Women fear breast cancer more than any other disease.This is true even though a woman in the United States is ten times more likely to die of cardiovascular disease than she is breast cancer. Part of the reason for this fear is that women are told there’s nothing that can be done to prevent breast cancer. They’re told only to get a yearly mammogram hoping to find it at an earlier, more treatable stage. And now, even that’s controversial.

Western medicine is so focused on family history as the overriding risk factor for breast cancer that not much else is ever discussed. The problem is, no one can do anything about their family history. It is what it is. This places a woman in a powerless position in terms of her breast cancer risk. But only 25% of all cases of breast cancer occur in women with a family history. What about the other 75%?

Can we really be so dogmatic that breast cancer can’t be prevented when we don’t know what’s causing three-quarters of the cases? Something is causing this disease. The incidence has tripled in the last 60 years. The lifetime breast cancer risk was 1 in 22 in the 1940s. It’s 1 in 8 today.

Trying to obtain information about breast cancer risk can be as confusing as it is overwhelming. So many questions. So few concrete answers. So much information. So much of it contradictory. Does it matter what I eat? Should I take vitamins? What about stress? Are emotional and psychological factors important? What about toxins in the environment?

The traditional medical view is that none of this matters. But there is a lot of evidence to the contrary. Even though there is no proven causative link for breast cancer like there is between cigarette smoking and lung cancer, and even though many published studies are contradictory, there are reasonable steps you can take that are likely to significantly decrease your risk. These happen to be the same steps that will help you battle the disease or decrease your risk of recurrence if you’ve already been diagnosed.

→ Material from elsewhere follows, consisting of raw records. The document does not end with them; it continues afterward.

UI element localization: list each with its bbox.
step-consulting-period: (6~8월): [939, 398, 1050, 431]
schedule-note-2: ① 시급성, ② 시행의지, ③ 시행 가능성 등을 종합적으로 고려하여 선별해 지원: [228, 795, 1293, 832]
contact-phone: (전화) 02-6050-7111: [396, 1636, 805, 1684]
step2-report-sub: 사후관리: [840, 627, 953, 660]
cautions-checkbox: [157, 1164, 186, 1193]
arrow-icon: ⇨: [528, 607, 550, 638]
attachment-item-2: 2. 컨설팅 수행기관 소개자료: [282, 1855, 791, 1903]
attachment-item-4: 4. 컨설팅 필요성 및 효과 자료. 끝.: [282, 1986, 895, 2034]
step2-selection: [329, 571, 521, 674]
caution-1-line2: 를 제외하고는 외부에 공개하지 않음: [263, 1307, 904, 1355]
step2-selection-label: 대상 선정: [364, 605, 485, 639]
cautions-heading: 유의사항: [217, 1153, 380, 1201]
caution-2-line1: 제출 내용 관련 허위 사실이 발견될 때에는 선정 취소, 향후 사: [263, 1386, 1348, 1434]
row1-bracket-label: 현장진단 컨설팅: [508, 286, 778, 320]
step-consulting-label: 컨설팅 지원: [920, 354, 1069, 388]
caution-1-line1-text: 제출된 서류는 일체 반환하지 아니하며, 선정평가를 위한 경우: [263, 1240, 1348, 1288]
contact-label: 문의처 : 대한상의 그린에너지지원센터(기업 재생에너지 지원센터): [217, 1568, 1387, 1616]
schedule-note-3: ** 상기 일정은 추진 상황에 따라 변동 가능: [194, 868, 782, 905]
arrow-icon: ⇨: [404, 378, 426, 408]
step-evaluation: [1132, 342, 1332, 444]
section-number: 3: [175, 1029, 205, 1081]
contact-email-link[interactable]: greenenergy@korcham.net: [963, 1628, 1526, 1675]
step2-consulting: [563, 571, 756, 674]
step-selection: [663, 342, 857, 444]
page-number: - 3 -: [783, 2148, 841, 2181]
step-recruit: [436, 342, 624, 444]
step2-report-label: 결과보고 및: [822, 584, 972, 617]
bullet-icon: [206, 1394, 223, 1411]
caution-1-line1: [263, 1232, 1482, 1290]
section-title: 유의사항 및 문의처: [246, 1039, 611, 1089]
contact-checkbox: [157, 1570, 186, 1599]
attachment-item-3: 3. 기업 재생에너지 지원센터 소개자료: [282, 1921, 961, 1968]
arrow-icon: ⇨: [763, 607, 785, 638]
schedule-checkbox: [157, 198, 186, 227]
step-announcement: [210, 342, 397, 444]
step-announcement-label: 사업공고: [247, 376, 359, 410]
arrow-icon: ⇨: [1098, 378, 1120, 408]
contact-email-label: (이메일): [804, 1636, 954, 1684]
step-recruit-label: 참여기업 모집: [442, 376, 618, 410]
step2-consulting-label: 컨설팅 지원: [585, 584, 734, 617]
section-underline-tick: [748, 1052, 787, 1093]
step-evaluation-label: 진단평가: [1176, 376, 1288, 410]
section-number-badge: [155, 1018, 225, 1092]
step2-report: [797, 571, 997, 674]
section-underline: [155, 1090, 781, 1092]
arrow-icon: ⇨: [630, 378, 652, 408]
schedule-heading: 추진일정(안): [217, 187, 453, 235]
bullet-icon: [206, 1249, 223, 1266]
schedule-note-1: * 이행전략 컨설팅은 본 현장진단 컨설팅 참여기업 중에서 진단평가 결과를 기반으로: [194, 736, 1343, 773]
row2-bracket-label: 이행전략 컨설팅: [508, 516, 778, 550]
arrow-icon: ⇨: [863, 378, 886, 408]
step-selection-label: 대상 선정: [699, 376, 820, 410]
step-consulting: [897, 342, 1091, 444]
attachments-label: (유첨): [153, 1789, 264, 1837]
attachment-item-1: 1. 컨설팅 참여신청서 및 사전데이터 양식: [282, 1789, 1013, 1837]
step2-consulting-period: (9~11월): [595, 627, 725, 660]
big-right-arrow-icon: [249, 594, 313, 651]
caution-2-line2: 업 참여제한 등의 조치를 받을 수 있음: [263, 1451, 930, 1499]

The key to good health and cancer prevention lies more in your own hands than you might think. The focus of this website as well as my upcoming book, Journey to Hope, is self care, which means learning to do for yourself what the medical system cannot do for you.

My goal is to simplify your breast cancer journey (every woman has one, even if it’s only deciding what to do about a mammogram), help calm the waters, and dispel the current medical dogma that there’s nothing you can do to prevent this disease. The good news is—there’s a lot you can do. The bad news is—your doctor can’t do it for you. You have to do it for yourself.